My favorite part of space stories is when scientists get creative to solve problems (like how socks and duct tape saved the astronauts on Apollo 13). Having the rovers land by bouncing on airbags. How cool is that?

The team solved a number of problems over the years. I wonder how many were anticipated given that the rovers’ missions were only supposed to last for 90 days? I find it fascinating, the idea of experimenting in a giant sandbox in Pasadena to figure out a solution then translating that into code to send 33 million miles away and then wait to see if that worked. Amazingly it takes only 15 minutes or so for the signal to travel that far.

So Opportunity was not a loyal dog. It wasn’t WALL-E or Haley Joel Osment in AI. So why have my eyes been filling with tears every time I think of it? It was a great piece of engineering and teamwork. It gave us an exciting glimpse into another world.  It vastly surpassed all expectations in its endurance, scientific value and longevity.”

I am anthropomorphizing these machines– thinking in terms like faithful, intrepid, doing more than was asked. Opportunity has been an inspiring symbol. I guess that’s worthy of my tears.

One Response

  1. I had the same reaction. Without a television or a regular radio time slot, I miss some of the news. I almost missed the silent, sad death of a remarkable machine. This was an event that landed, not on Mars, but in that region of the brain that transforms objects into “anthropomorphic” beings. Of course, I was raised in the era of “The Little Engine that Could”, a tale of determination, grit, and service. The Oppy rover certainly qualifies, having delivered valuable service for nearly fifteen years, it simply…stopped, ending its tour of duty with a heartfelt message yet.

    Perhaps we could call this the “old shoe” syndrome – how humans come to feel about things that have “been there”, ready to use, serviceable, and willing (personification again). Remember Adlai Stevenson’s shoe, the one with the hole in it? He certainly could have afforded a new pair, given that he was a respected diplomat and likely earned an enviable salary. Why did he continue to wear shoes that had a hole in the sole? Two words, comfort and loyalty. I will bet you a cappuccino that there was a small, niggling part of Stevenson’s mind that decided not to “give up” on his favorite pair of shoes.

    When I was in the Peace Corps, I lived on the $300 stipend we were given each month. That is, I didn’t have a stateside stash of funds, nor was I receiving money from my parents, given that I served in my late forties and early fifties. So, when setting up my household after training, I bought a set of plastic dishes, four plates and four small glasses, all in red. Two years later, as I packed to leave Morocco, those eight items were tucked away in bulging luggage. Another ten years passed before I finally tossed them. The same was true of my Teva sandals, footwear that carried me a thousand or more kilometers in cushy comfort.

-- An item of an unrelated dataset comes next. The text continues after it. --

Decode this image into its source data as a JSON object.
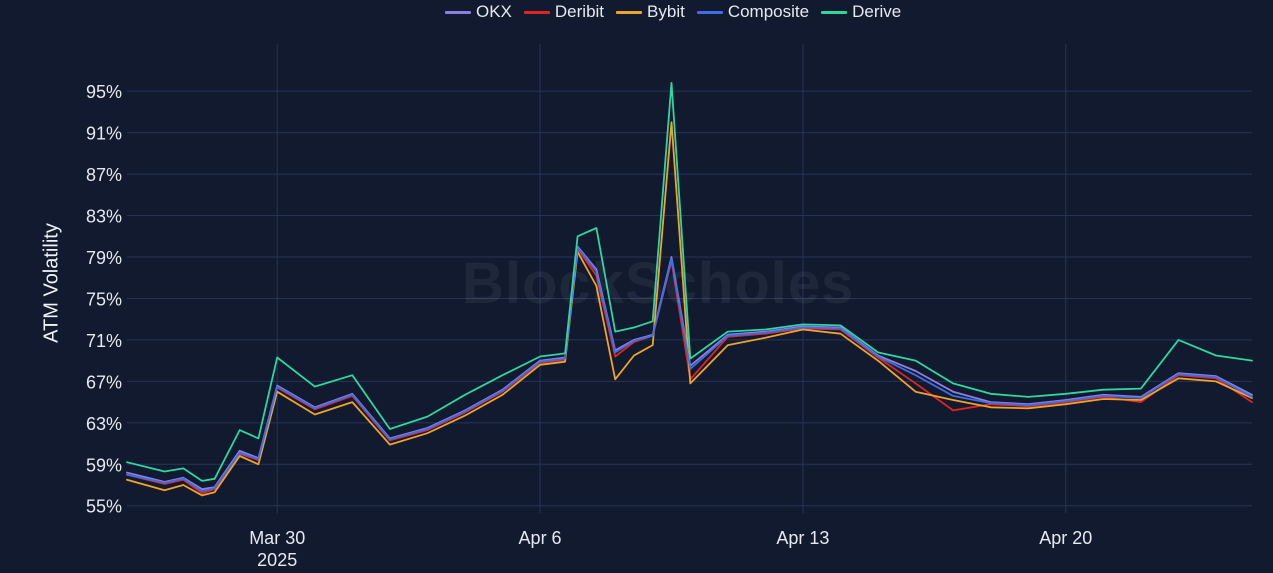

By the time my tour was over, there were two deep great-toe depressions, one on each shoe. They, too, were salvaged and carried back to the US. I never wore them again, but I saved them, …for years.

    Oppy, shoes, dishes, not to mention the soccer ball in Cast Away, humans grant a measure of sentience to nonsentient objects. I think it is a good thing given that, if we can feel for everyday stuff that has played an important role in our lives, are we not more inclined to feel for others? I hope so.